# Tapatalk...



## livpoksoc (27 May 2014)

I used to use tapatalk to access the forum, but when I upgraded my phone I didn't put tapatalk back on.

I've downloaded it today, but can't find cyclechat on there. Can anyone resolve? If not recommend any other forum readers that can access here?
Thanks


----------



## fossyant (27 May 2014)

We dropped its support due to advertising issues. The mobile version of the site works well on a phone, so no need for tapatalk


----------



## Shaun (27 May 2014)

No need for an app - just use the web browser on your phone / tablet and CycleChat will automatically adjust the layout to fit. 

Cheers,
Shaun


----------



## livpoksoc (27 May 2014)

Thanks chaps. Keep up the good work


----------



## PaulSB (16 Aug 2014)

Is the item below - Gliff, second topic - an example of the things which concerned Admin re TapaTalk?

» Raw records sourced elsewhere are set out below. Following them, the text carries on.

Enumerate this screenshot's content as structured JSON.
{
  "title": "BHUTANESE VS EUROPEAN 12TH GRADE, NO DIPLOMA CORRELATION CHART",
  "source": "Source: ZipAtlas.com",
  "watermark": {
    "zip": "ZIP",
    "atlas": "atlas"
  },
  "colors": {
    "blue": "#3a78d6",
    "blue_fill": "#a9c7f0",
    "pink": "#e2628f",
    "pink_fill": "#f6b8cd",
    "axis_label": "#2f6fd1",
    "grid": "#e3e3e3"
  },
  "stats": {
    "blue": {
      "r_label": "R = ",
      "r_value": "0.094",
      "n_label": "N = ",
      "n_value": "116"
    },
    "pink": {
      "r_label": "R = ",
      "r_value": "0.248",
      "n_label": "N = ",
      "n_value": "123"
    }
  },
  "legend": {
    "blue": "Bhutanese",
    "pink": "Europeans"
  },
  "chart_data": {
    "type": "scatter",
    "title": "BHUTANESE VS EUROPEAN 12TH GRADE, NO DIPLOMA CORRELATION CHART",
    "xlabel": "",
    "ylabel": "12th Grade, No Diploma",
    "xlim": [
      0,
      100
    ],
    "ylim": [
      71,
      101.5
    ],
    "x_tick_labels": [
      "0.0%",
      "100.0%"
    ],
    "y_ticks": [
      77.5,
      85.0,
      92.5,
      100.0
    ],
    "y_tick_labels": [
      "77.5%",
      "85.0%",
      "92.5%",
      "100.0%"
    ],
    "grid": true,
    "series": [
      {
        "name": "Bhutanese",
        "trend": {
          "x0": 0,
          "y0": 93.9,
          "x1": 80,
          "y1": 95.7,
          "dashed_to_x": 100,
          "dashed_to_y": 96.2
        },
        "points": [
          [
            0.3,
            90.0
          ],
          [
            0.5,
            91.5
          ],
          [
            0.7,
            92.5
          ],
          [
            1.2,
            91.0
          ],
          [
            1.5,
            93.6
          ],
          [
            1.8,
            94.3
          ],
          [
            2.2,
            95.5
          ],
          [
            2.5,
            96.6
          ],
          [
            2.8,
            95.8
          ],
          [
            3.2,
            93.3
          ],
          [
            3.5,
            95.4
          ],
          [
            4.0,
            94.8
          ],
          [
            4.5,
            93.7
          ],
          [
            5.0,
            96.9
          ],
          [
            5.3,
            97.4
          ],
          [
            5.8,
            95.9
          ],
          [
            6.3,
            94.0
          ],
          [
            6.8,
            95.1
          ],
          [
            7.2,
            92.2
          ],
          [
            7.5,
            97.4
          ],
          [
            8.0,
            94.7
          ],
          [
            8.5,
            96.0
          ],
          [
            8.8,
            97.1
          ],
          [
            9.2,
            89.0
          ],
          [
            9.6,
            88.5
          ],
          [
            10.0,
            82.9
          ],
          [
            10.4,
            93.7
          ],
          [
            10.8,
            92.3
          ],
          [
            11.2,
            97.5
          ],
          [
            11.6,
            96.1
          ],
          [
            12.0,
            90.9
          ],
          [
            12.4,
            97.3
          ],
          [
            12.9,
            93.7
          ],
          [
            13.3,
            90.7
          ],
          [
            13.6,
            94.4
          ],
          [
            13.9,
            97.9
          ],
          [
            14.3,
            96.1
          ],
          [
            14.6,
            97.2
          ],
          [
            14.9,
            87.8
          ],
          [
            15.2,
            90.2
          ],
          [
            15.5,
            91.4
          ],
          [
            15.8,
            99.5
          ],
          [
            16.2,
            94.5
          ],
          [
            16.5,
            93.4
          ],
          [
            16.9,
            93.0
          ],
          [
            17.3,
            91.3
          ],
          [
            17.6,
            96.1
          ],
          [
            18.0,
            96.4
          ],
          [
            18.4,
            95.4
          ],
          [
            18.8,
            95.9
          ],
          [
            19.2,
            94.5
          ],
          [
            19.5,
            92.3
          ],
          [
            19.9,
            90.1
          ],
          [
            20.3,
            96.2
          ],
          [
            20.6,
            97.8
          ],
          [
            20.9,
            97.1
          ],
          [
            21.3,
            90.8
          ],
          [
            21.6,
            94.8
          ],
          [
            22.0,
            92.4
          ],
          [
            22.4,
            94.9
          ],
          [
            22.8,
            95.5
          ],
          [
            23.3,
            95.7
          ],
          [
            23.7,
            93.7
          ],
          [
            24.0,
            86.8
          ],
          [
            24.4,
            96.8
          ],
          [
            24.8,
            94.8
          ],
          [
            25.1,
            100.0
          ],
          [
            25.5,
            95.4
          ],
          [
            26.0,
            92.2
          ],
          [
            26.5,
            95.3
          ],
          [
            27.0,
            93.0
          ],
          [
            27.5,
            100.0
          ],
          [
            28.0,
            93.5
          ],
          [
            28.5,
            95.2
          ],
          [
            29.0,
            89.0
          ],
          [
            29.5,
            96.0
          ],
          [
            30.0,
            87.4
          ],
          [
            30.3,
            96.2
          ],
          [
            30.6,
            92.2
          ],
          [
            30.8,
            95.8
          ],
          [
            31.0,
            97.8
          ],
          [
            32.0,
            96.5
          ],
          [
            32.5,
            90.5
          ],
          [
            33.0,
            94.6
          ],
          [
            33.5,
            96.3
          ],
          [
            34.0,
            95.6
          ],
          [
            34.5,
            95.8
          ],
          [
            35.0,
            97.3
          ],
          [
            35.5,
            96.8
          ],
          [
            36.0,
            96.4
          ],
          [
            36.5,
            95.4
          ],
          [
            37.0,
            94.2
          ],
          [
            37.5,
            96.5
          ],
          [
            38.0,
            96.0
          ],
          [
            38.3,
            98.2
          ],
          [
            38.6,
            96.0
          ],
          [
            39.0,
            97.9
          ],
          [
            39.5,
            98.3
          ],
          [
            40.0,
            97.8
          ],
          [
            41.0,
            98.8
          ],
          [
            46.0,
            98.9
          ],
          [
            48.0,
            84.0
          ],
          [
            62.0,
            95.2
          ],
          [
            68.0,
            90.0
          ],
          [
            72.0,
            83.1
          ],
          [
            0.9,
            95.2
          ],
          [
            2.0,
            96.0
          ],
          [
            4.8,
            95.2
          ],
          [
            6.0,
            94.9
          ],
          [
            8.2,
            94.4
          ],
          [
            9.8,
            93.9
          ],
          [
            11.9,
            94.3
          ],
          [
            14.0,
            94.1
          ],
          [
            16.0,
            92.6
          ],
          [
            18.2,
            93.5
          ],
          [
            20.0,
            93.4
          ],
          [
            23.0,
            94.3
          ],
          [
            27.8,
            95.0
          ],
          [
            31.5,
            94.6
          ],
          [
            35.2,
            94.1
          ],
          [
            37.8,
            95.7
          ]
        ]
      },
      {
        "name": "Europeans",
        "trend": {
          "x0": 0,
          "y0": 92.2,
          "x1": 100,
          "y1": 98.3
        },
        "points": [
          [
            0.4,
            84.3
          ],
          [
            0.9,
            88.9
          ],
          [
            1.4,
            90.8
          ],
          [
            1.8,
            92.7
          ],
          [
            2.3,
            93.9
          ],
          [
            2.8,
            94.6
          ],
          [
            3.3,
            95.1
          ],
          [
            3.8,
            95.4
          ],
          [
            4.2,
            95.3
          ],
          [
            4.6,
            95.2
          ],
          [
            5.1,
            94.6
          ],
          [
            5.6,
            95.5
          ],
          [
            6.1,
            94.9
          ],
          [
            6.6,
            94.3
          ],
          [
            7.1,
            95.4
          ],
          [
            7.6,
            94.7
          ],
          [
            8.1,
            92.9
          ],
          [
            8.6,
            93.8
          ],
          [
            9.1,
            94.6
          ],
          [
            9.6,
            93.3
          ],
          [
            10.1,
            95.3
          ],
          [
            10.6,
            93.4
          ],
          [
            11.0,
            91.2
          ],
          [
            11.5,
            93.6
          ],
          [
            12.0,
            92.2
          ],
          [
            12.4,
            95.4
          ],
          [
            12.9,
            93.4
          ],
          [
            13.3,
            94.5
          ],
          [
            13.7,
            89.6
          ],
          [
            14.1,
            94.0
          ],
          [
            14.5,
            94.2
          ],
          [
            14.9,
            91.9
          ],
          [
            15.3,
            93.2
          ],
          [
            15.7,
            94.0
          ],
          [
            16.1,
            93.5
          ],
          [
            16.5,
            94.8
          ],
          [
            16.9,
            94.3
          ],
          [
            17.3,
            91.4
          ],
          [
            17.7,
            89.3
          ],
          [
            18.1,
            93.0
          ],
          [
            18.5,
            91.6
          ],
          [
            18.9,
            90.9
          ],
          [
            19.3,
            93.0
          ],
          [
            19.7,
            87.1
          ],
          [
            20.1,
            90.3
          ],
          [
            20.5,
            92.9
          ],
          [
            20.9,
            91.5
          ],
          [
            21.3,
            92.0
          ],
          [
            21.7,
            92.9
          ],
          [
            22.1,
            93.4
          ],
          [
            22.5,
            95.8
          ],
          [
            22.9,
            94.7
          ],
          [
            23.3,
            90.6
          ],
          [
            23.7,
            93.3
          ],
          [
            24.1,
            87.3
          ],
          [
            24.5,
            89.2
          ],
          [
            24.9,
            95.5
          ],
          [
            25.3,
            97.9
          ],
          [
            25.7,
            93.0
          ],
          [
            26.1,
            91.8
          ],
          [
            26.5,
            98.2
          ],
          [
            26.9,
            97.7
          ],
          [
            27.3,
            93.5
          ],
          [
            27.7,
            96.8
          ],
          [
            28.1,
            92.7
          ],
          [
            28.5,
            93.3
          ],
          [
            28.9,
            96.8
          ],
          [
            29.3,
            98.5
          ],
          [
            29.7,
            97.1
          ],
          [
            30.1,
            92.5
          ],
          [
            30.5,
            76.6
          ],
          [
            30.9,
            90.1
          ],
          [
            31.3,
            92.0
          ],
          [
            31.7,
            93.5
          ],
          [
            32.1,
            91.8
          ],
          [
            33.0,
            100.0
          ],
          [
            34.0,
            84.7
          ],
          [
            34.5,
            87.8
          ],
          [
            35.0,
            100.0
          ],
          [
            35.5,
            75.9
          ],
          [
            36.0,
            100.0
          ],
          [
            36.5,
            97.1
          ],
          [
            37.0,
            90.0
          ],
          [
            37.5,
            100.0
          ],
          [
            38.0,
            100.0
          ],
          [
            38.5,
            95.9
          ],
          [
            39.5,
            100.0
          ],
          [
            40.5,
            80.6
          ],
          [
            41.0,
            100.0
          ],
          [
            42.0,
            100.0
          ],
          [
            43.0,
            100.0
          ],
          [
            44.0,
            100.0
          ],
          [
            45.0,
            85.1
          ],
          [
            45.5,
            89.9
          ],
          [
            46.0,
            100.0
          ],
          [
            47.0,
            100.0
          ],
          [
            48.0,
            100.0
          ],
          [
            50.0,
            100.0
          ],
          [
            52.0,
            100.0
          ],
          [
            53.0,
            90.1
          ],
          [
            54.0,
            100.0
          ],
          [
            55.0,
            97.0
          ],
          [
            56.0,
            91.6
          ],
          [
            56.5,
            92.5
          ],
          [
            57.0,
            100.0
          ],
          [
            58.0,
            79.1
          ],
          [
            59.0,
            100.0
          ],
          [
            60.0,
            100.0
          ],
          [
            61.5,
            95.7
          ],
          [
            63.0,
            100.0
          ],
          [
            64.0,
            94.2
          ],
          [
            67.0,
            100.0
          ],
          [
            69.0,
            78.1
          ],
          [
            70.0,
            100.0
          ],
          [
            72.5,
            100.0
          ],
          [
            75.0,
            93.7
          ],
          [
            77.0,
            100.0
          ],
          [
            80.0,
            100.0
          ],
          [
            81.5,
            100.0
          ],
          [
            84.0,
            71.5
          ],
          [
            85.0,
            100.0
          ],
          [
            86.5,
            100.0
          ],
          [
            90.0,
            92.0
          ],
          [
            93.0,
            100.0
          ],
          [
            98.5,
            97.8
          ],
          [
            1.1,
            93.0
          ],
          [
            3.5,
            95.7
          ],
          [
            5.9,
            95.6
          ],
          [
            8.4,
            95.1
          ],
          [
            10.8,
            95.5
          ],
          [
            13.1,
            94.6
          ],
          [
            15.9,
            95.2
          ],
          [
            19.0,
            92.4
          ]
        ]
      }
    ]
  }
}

This just stared appearing randomly on a football site I help out with. It leads direct to an IOS app. 

Thanks


----------



## Shaun (20 Aug 2014)

Yes, along with security issues too; it also didn't support any of the other add-ons we use here and I had some personal misgivings regarding the direction the Tapatalk developers were taking regarding monetising the content of sites who used it. I'm satisfied it was the right move since the revenue generation has become even more ingrained and the security more lax.


----------